The Mister is a Open source FPGA clone console looking to make MAME obsolete as well as support a bunch of different consoles. Various consoles, 80s Micro Computers, Arcade Boards and such are added. The oldest system supported is the Atltari 8800.

@dubon @darksakul that still doesn’t answer my question about whether Arkanoid is a better game with a paddle or a spinner.

I never played it in the arcade, so I assumed it was paddle-based, because that’s how the special controller made for NES arkanoid was at home. It’s not like they adapted their game to an existing standard, like trying to play Marble Madness with an analog stick, or worse, a D-Pad as many home versions have done.

If the definitive way to play is with a spinner, then why didn’t Taito make a spinner for home? If the definitive way is to play with a paddle, and somehow the NES version is a director’s cut, then are spinners way cheaper and easier to maintain in a communal setting like an Arcade than paddles are?

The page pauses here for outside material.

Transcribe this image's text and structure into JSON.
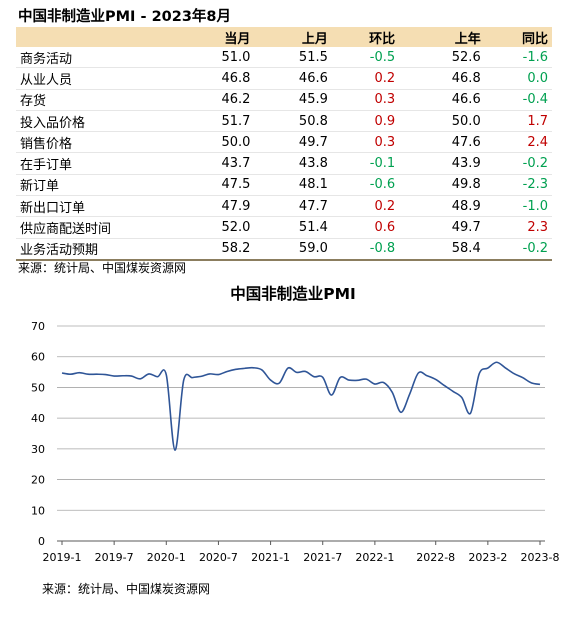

By the way I have resurrected both Atari 2600 and Bally Astrocade potentiometers. Maybe it’s fairly easy to resurrect a Vaus Controller. The way I resurrected 2600 and Bally paddles were to put in a couple drops of isopropylhol in a key chamber and turn the knob all the way back and forth quickly a few times. That clears up jittery readings very well for a long time.

Wether the arcade version is “the way its ment to be played” is something completely subjective. The spinners ive seen wouldnt fit in something as compact as the nes controller. Especialy the type of spinner that was used in the original arcade cab.